In February, when the
popular San Francisco-based consumer-goods company The Sharper
Image filed for Chapter 11, planners who used the firm’s gift cards
as rewards, as well as the recipients of the cards, were left in
the lurch.
Initially, the company suspended any
and all redemption of its cards. At press time, it had resumed
redemption on two conditions: Recipients must redeem the card in
full in one transaction, and they must purchase an item that costs
at least double the value of the gift card.

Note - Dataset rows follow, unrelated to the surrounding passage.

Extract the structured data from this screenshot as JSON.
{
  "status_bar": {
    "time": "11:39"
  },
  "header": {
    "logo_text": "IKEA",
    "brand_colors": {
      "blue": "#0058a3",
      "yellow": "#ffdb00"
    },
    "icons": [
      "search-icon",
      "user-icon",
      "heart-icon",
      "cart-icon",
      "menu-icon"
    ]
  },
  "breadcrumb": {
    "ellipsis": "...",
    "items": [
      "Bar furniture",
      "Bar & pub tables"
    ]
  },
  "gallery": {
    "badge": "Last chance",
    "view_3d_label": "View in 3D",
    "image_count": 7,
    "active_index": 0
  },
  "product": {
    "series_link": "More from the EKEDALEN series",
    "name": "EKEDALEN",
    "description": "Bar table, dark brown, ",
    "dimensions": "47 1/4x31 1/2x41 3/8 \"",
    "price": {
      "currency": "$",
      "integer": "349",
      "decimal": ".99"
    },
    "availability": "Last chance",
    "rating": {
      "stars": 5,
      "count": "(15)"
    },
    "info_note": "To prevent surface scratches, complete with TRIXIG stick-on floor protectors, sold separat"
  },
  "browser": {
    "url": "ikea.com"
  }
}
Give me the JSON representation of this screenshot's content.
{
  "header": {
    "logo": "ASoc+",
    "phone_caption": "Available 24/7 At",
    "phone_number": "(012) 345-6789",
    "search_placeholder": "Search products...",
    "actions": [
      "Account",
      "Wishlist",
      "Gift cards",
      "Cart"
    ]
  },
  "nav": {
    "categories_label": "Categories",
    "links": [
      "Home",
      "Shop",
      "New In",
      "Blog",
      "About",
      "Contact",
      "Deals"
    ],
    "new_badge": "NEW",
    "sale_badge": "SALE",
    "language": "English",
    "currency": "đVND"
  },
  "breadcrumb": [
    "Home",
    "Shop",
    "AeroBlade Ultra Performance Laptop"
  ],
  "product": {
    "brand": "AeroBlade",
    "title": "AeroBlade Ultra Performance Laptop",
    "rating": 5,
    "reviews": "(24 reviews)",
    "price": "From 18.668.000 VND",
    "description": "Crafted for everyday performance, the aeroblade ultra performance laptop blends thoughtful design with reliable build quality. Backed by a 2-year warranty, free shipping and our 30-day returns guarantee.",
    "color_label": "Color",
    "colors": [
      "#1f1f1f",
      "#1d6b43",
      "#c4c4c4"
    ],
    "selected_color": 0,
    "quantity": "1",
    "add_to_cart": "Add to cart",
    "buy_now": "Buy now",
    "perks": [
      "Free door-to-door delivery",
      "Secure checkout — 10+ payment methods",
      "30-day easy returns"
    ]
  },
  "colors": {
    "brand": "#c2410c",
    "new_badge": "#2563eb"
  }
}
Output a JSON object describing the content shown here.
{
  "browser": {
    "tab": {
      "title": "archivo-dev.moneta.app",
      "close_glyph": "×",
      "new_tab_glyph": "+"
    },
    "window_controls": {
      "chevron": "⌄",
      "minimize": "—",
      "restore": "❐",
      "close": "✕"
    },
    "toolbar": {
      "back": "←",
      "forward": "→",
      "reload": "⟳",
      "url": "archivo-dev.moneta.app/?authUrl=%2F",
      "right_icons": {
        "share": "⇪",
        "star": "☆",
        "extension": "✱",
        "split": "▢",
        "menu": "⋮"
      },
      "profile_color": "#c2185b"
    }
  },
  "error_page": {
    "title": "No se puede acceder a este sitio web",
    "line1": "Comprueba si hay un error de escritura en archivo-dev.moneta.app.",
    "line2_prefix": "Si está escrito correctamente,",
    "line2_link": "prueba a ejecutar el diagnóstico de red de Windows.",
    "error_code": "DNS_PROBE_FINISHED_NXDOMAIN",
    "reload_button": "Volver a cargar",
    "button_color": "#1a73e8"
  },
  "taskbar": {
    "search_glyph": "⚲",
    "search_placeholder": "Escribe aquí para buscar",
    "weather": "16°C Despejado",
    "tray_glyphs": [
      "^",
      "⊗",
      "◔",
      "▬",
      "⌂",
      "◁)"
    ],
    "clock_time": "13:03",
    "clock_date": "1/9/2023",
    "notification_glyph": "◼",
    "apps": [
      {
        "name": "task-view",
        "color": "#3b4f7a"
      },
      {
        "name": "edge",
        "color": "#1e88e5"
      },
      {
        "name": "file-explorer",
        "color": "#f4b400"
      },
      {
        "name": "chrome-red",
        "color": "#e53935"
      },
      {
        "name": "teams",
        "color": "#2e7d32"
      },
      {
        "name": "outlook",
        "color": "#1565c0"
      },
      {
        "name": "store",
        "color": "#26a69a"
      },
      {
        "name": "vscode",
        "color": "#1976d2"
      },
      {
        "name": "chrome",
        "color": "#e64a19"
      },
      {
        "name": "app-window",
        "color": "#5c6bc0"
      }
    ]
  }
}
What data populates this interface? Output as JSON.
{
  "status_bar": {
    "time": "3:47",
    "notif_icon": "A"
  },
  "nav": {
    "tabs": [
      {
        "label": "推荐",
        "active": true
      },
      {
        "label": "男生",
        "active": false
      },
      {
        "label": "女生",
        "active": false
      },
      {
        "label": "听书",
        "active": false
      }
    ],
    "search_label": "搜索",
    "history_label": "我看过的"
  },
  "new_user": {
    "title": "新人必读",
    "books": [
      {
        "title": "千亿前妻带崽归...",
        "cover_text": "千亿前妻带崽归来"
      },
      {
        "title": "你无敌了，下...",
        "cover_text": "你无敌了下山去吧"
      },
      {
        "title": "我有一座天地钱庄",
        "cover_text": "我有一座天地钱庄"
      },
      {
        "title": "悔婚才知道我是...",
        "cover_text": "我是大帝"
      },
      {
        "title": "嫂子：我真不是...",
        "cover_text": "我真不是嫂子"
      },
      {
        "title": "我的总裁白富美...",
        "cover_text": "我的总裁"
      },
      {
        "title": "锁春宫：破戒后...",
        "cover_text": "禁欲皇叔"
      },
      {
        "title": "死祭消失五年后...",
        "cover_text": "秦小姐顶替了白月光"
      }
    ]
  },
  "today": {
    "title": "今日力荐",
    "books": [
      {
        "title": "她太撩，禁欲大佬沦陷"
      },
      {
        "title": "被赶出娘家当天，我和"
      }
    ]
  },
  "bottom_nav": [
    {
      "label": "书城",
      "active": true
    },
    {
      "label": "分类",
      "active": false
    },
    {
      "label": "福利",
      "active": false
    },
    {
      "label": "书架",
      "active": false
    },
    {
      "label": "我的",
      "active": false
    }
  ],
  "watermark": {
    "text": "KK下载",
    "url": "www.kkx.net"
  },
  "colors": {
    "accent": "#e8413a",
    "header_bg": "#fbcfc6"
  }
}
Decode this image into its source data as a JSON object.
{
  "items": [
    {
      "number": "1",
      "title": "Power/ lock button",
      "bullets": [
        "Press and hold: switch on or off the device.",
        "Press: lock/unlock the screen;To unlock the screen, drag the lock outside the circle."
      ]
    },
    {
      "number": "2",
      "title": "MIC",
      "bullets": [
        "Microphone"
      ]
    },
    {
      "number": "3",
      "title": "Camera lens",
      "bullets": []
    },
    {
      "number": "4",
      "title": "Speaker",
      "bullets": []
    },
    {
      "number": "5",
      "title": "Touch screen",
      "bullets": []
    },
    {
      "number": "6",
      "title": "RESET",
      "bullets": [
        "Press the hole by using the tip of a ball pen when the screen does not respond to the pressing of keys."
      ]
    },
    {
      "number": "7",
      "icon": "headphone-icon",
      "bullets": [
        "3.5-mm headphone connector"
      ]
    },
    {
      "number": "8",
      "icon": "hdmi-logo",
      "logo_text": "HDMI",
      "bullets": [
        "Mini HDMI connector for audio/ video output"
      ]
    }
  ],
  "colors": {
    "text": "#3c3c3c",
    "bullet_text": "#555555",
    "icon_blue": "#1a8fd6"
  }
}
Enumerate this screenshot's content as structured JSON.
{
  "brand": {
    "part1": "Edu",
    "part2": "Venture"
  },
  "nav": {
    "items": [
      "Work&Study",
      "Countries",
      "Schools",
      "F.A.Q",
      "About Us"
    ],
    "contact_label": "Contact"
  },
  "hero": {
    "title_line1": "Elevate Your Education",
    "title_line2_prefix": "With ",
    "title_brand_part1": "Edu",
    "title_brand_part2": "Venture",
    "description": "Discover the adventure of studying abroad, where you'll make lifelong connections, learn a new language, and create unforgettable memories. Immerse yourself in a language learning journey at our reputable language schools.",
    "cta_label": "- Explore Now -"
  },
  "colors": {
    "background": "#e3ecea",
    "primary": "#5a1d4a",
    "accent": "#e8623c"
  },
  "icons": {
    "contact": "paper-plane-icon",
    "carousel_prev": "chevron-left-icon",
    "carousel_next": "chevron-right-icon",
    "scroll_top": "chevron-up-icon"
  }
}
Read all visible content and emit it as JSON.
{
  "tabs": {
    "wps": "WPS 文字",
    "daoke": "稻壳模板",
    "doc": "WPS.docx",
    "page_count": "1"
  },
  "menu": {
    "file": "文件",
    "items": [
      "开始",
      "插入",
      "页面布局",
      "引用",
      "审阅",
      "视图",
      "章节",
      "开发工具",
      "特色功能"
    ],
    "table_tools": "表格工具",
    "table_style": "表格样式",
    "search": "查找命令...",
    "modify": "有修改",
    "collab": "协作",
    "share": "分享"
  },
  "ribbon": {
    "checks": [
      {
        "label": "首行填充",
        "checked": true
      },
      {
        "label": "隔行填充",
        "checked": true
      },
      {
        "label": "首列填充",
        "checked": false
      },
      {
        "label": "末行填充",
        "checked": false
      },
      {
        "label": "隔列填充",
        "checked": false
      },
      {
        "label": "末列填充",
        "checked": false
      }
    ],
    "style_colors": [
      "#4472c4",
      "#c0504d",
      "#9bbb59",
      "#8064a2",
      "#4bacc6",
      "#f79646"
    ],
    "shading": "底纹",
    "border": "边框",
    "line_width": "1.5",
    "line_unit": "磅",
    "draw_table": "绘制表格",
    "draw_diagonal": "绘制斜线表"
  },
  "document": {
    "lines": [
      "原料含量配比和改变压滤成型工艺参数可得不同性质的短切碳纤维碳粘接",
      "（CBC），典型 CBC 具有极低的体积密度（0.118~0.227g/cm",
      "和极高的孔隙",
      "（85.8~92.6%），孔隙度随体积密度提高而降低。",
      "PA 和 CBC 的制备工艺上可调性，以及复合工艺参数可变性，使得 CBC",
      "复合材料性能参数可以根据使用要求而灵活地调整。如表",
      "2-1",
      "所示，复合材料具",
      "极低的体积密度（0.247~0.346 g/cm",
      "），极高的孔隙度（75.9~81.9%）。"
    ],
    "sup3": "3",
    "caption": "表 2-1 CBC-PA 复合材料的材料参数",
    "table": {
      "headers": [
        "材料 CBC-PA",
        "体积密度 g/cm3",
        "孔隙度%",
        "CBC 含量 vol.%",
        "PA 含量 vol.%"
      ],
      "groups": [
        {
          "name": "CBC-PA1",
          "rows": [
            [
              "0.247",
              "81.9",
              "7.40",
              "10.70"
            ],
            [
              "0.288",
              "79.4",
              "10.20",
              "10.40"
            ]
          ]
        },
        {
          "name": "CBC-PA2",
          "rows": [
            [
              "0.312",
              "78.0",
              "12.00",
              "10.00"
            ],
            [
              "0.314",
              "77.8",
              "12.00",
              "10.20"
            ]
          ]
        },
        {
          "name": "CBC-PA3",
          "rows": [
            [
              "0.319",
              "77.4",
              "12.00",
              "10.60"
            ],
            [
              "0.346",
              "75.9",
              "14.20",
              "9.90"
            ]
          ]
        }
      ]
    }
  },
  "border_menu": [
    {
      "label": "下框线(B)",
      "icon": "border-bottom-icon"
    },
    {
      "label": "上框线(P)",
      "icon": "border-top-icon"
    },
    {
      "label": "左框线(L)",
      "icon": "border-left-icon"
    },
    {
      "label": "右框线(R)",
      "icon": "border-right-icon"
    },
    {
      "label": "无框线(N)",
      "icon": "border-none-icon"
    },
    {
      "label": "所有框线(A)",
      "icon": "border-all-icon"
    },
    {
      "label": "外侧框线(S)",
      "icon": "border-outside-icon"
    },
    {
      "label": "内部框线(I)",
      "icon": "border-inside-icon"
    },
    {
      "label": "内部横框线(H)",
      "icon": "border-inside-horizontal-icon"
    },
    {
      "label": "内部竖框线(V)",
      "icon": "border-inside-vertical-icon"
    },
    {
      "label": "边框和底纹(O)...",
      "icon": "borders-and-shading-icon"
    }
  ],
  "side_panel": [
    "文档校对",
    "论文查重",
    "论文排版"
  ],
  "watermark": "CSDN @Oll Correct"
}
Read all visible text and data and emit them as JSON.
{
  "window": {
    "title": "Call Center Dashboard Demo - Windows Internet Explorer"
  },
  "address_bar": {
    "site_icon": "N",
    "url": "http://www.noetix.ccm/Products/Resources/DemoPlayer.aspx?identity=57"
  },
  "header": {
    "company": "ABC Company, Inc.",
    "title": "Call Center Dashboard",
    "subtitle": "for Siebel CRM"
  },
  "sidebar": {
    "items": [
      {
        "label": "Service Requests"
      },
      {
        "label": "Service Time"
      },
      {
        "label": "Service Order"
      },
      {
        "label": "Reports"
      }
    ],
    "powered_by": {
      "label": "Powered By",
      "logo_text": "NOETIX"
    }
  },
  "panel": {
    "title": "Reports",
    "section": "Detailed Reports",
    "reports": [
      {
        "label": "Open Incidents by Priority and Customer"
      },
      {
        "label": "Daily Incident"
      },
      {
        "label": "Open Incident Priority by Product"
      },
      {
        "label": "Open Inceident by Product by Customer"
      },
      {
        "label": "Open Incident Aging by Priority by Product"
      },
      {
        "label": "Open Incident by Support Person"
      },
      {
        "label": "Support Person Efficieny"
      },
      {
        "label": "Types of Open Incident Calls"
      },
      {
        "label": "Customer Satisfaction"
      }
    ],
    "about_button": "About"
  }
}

What can planners or recipients recoup
if gift card retailers go bust? According to George B. Delta, Esq.,
a Vienna, Va.-based attorney and counsel to the Incentive
Federation Inc., not much, since current bankruptcy law states that
gift cards do not have to be honored, even if the issuing companies
would like to do so. “A gift card is an IOU, basically,” Delta
said. “It’s not secured by anything.”
But there are a few ways planners can
protect the value of their gifts. Leverage Inc. (www.leveragecard.com), a new Irvine, Calif.-based
company, lets users swap out gift cards, including Sharper Image’s,
for another of equal value from more than 200 companies, for
free.
Leverage, which lets users organize,
buy and earn interest on gift cards, also has launched a bankruptcy
insurance program for gift cards purchased from its website. “The
policy states that the full value of a card can be exchanged for
any card we sell,” said Leverage CEO Mark Edward Roberts.
Furthermore, Leverage sends out alerts
to members when rumors of a possible bankruptcy start swirling.